Alluce valgo recidivo: come affrontare la paura del secondo intervento

alluce valgo recidivo

Può accadere che, a distanza di anni da un primo intervento all’avampiede, la patologia si ripresenti o si manifestino esiti secondari di natura dolorosa e disfunzionale. La soluzione oggi è nelle nuove tecniche chirurgiche, più affidabili e molto meno aggressive rispetto a quelle del passato.

Nell’esperienza quotidiana di uno specialista del piede capita di ricevere in visita pazienti che hanno già subito un intervento chirurgico presso altre strutture e che purtroppo hanno visto ripresentarsi nuovamente la patologia di cui soffrivano o stanno vivendo degli esiti post-operatori problematici.

L’aspetto psicologico, in questi casi, ha grande importanza. Si tratta di persone che, a distanza anche di pochi anni dalla prima operazione, ritrovano il coraggio di affrontare una visita con un nuovo ortopedico, già nella prospettiva di un probabile secondo intervento. E non è una cosa facile da accettare.

A questo va aggiunta la frustrazione dovuta a una precedente esperienza che li ha lasciati insoddisfatti e con una situazione più o meno irrisolta, la comprensibile diffidenza che potranno provare nei confronti della soluzione chirurgica, nonché una normale paura di riprovare ancora altro dolore e disagio.

Molti di loro si chiedono, legittimamente, cosa sia andato storto nella loro prima operazione. Cerchiamo allora di approfondire quali sono i possibili esiti dolorosi e disfunzionali di un avampiede già operato.

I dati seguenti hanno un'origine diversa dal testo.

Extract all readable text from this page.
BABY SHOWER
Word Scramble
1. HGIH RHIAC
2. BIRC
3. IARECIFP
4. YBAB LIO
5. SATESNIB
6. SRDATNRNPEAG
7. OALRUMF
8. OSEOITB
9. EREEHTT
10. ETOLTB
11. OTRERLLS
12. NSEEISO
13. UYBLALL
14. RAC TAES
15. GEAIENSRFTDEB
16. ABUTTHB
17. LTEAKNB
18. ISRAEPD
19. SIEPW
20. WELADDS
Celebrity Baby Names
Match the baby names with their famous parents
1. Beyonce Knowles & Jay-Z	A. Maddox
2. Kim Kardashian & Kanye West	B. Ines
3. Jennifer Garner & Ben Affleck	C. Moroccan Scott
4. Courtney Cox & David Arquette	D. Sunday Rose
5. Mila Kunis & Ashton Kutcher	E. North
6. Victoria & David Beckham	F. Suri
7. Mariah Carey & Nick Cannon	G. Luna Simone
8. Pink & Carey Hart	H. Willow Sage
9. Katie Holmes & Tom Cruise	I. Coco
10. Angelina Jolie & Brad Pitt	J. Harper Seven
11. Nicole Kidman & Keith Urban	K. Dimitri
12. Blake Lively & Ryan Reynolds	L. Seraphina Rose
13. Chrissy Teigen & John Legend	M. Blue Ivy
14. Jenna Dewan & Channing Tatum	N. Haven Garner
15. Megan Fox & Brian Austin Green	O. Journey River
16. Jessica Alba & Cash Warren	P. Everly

Cosa non ha funzionato nel primo intervento?

Solo un’accurata ricostruzione del singolo caso può rispondere veramente a questa domanda. Tuttavia è possibile individuare un trend abbastanza diffuso, riscontrabile sulla base dell’esperienza diretta in ambulatorio. Nella maggior parte dei casi, le persone che presentano un alluce valgo recidivo o altri problemi post-operatori, sono state trattate la prima volta con tecniche chirurgiche tradizionali piuttosto aggressive.

Questo tipo di interventi può portare, nel tempo, a sviluppare deformità secondarie dell’alluce, problematiche di sovraccarico metatarsale doloroso, altre patologie correlate come dita a martello o varie deformità – talvolta anche bizzarre – dell’avampiede.

Come mai? Molte delle tecniche chirurgiche tradizionali, utilizzate soprattutto negli anni scorsi, si basavano sull‘asportazione di interi segmenti ossei, con una conseguente destabilizzazione del corretto funzionamento dell’avampiede. Ciò può portare ad un appoggio scorretto del piede, ad un dolore cronico, all’insorgere di patologie secondarie e ad altre difficoltà nella vita di tutti i giorni.

Intervento mini-invasivo: una nuova speranza

Lo scetticismo verso l’idea di un nuovo intervento è un atteggiamento del tutto comprensibile in un paziente che ha sperimentato la chirurgia tradizionale con un risultato insoddisfacente o con un successivo peggioramento. Inoltre il ricordo del dolore post-operatorio e dei tempi di recupero lenti e faticosi è ancora lì, e non aiuta.

Quando, dopo una lunga riflessione, alcuni di questi pazienti si decidono ad effettuare un secondo intervento, scoprono meravigliati la semplicità delle nuove procedure chirurgiche mini-invasive utilizzate oggi e apprezzano con soddisfazione i benefici che questo nuovo approccio può avere anche su un piede già operato e afflitto da dolori e da deformità secondarie.

La chirurgia mini-invasiva percutanea del piede è una metodologia d’intervento moderna non aggressiva che permette di recuperare molto bene anche queste problematiche residue dovute a interventi precedenti realizzati con tecniche diverse.

La qualità dell’esito, il dolore post-operatorio minimo e il rapido ripristino funzionale del piede che si accompagnano alla tecnica mini-invasiva producono degli importanti benefici per il paziente operato, sia sul piano strettamente anatomico che psicologico.

Il migliore consiglio che può dare uno specialista è quello di affrontare a piccoli passi una situazione di recidiva e iniziare un nuovo percorso con gradualità.

Una prima visita ortopedica, supportata da esami diagnostici aggiornati, servirà a verificare con certezza lo stato della patologia e a capire quale soluzione effettivamente sarà la più indicata per risolvere, stavolta in maniera definitiva, la deformità dolorante del piede.